Web servers aren’t the only targets of bots. Occasionally someone will attempt to log in to my mail server as well.
Mar 20 08:31:20 ox smtpd[21426]: smtp-in: New session b7e7d19e684618c1 from host 200-203-63-23.pltce7002.dsl.brasiltelecom.net.br [200.203.63.23]
Mar 20 08:31:20 ox smtpd[21426]: smtp-in: New session b7e7d1a0f728f5cb from host 200-203-63-23.pltce7002.dsl.brasiltelecom.net.br [200.203.63.23]
Mar 20 08:31:20 ox smtpd[21426]: smtp-in: New session b7e7d1a16406eb83 from host 200-203-63-23.pltce7002.dsl.brasiltelecom.net.br [200.203.63.23]
Mar 20 08:31:21 ox smtpd[21426]: smtp-in: New session b7e7d1a2260a4afc from host 200-203-63-23.pltce7002.dsl.brasiltelecom.net.br [200.203.63.23]
Mar 20 08:31:21 ox smtpd[21426]: smtp-in: New session b7e7d1a3fec96c7e from host 200-203-63-23.pltce7002.dsl.brasiltelecom.net.br [200.203.63.23]
Mar 20 08:31:24 ox smtpd[21426]: smtp-in: Failed command on session b7e7d19e684618c1: "AUTH [...]" => 503 5.5.1 Invalid command: Command not supported
Mar 20 08:31:24 ox smtpd[21426]: smtp-in: Failed command on session b7e7d1a0f728f5cb: "AUTH [...]" => 503 5.5.1 Invalid command: Command not supported
Mar 20 08:31:24 ox smtpd[21426]: smtp-in: Failed command on session b7e7d1a16406eb83: "AUTH [...]" => 503 5.5.1 Invalid command: Command not supported
Mar 20 08:31:24 ox smtpd[21426]: smtp-in: Failed command on session b7e7d1a2260a4afc: "AUTH [...]" => 503 5.5.1 Invalid command: Command not supported
Mar 20 08:31:24 ox smtpd[21426]: smtp-in: Failed command on session b7e7d1a3fec96c7e: "AUTH [...]" => 503 5.5.1 Invalid command: Command not supported
Bonus points for parallelizing your code, but come on, dude/dame, check for error codes.
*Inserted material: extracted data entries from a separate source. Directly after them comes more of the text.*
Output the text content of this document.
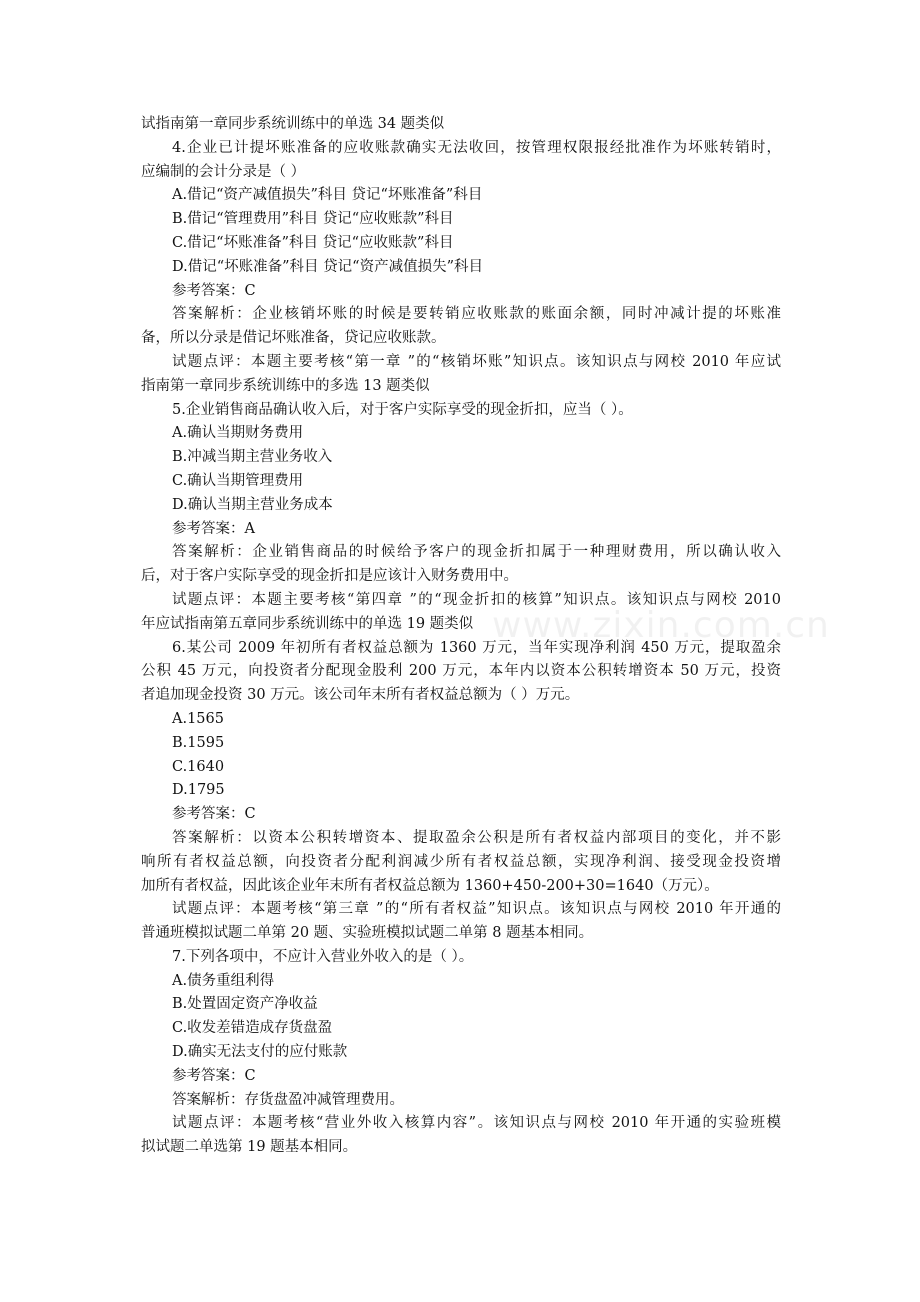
www.zixin.com.cn
试指南第一章同步系统训练中的单选 34 题类似
4.企业已计提坏账准备的应收账款确实无法收回，按管理权限报经批准作为坏账转销时，
应编制的会计分录是（ ）
A.借记“资产减值损失”科目 贷记“坏账准备”科目
B.借记“管理费用”科目 贷记“应收账款”科目
C.借记“坏账准备”科目 贷记“应收账款”科目
D.借记“坏账准备”科目 贷记“资产减值损失”科目
参考答案：C
答案解析：企业核销坏账的时候是要转销应收账款的账面余额，同时冲减计提的坏账准
备，所以分录是借记坏账准备，贷记应收账款。
试题点评：本题主要考核“第一章 ”的“核销坏账”知识点。该知识点与网校 2010 年应试
指南第一章同步系统训练中的多选 13 题类似
5.企业销售商品确认收入后，对于客户实际享受的现金折扣，应当（ ）。
A.确认当期财务费用
B.冲减当期主营业务收入
C.确认当期管理费用
D.确认当期主营业务成本
参考答案：A
答案解析：企业销售商品的时候给予客户的现金折扣属于一种理财费用，所以确认收入
后，对于客户实际享受的现金折扣是应该计入财务费用中。
试题点评：本题主要考核“第四章 ”的“现金折扣的核算”知识点。该知识点与网校 2010
年应试指南第五章同步系统训练中的单选 19 题类似
6.某公司 2009 年初所有者权益总额为 1360 万元，当年实现净利润 450 万元，提取盈余
公积 45 万元，向投资者分配现金股利 200 万元，本年内以资本公积转增资本 50 万元，投资
者追加现金投资 30 万元。该公司年末所有者权益总额为（ ）万元。
A.1565
B.1595
C.1640
D.1795
参考答案：C
答案解析：以资本公积转增资本、提取盈余公积是所有者权益内部项目的变化，并不影
响所有者权益总额，向投资者分配利润减少所有者权益总额，实现净利润、接受现金投资增
加所有者权益，因此该企业年末所有者权益总额为 1360+450-200+30=1640（万元）。
试题点评：本题考核“第三章 ”的“所有者权益”知识点。该知识点与网校 2010 年开通的
普通班模拟试题二单第 20 题、实验班模拟试题二单第 8 题基本相同。
7.下列各项中，不应计入营业外收入的是（ ）。
A.债务重组利得
B.处置固定资产净收益
C.收发差错造成存货盘盈
D.确实无法支付的应付账款
参考答案：C
答案解析：存货盘盈冲减管理费用。
试题点评：本题考核“营业外收入核算内容”。该知识点与网校 2010 年开通的实验班模
拟试题二单选第 19 题基本相同。
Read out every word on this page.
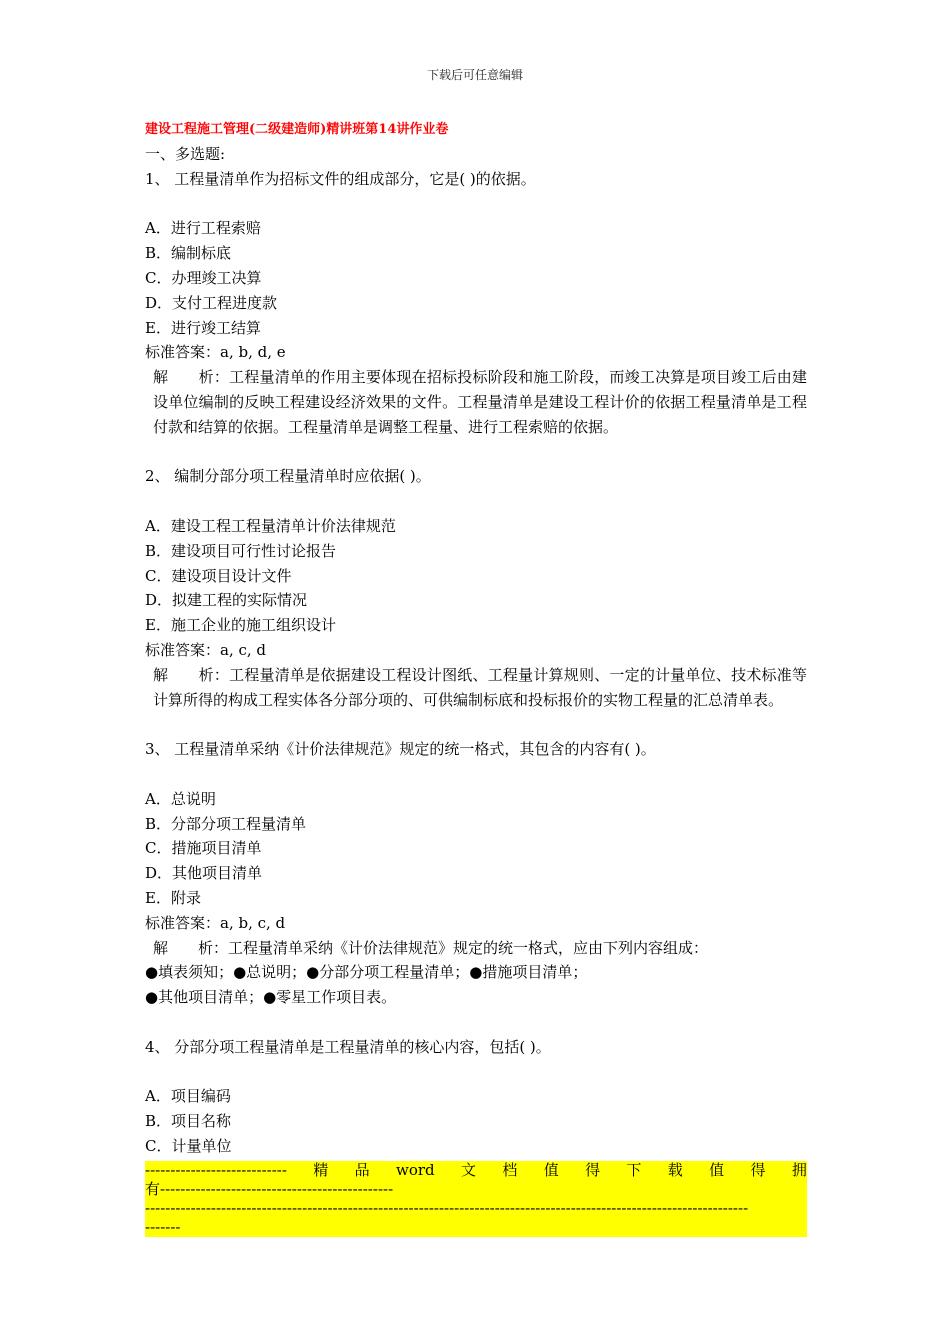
下载后可任意编辑
建设工程施工管理(二级建造师)精讲班第14讲作业卷
一、多选题:
1、 工程量清单作为招标文件的组成部分，它是( )的依据。
A．进行工程索赔
B．编制标底
C．办理竣工决算
D．支付工程进度款
E．进行竣工结算
标准答案：a, b, d, e
解　　析：工程量清单的作用主要体现在招标投标阶段和施工阶段，而竣工决算是项目竣工后由建设单位编制的反映工程建设经济效果的文件。工程量清单是建设工程计价的依据工程量清单是工程付款和结算的依据。工程量清单是调整工程量、进行工程索赔的依据。
2、 编制分部分项工程量清单时应依据( )。
A．建设工程工程量清单计价法律规范
B．建设项目可行性讨论报告
C．建设项目设计文件
D．拟建工程的实际情况
E．施工企业的施工组织设计
标准答案：a, c, d
解　　析：工程量清单是依据建设工程设计图纸、工程量计算规则、一定的计量单位、技术标准等计算所得的构成工程实体各分部分项的、可供编制标底和投标报价的实物工程量的汇总清单表。
3、 工程量清单采纳《计价法律规范》规定的统一格式，其包含的内容有( )。
A．总说明
B．分部分项工程量清单
C．措施项目清单
D．其他项目清单
E．附录
标准答案：a, b, c, d
解　　析：工程量清单采纳《计价法律规范》规定的统一格式，应由下列内容组成：
●填表须知；●总说明；●分部分项工程量清单；●措施项目清单；
●其他项目清单；●零星工作项目表。
4、 分部分项工程量清单是工程量清单的核心内容，包括( )。
A．项目编码
B．项目名称
C．计量单位
---------------------------- 精 品 word 文 档 值 得 下 载 值 得 拥
有----------------------------------------------
-----------------------------------------------------------------------------------------------------------------------
-------
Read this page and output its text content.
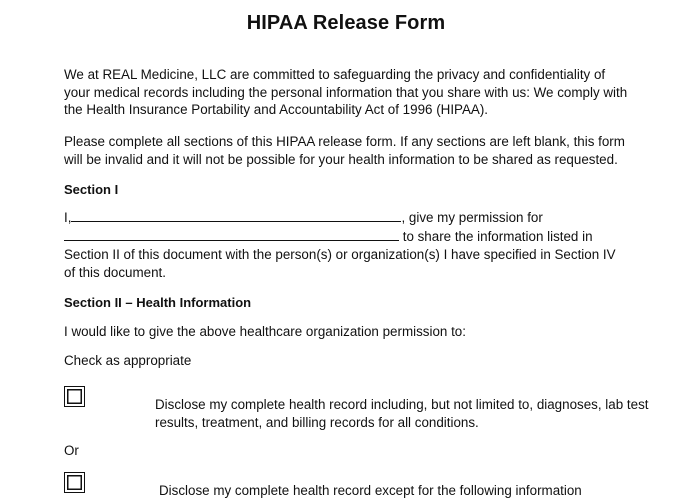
HIPAA Release Form
We at REAL Medicine, LLC are committed to safeguarding the privacy and confidentiality of your medical records including the personal information that you share with us: We comply with the Health Insurance Portability and Accountability Act of 1996 (HIPAA).
Please complete all sections of this HIPAA release form. If any sections are left blank, this form will be invalid and it will not be possible for your health information to be shared as requested.
Section I
I,	, give my permission for
to share the information listed in
Section II of this document with the person(s) or organization(s) I have specified in Section IV
of this document.
Section II – Health Information
I would like to give the above healthcare organization permission to:
Check as appropriate
Disclose my complete health record including, but not limited to, diagnoses, lab test results, treatment, and billing records for all conditions.
Or
Disclose my complete health record except for the following information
ox:/var/log> zgrep "host 200-203-63-23" maillog* | wc -l
4430
I mean, sure, maybe you’re not too concerned with efficiency when you’ve got a whole botnet at your disposal, but think of the savings that can be had if you only needed to rent half as many zombie hosts. If a host clearly doesn’t support the auth command, move on to the next host, and instead of spamming my log file, you could focus on spamming real people’s inboxes. It’s a win win for you and me.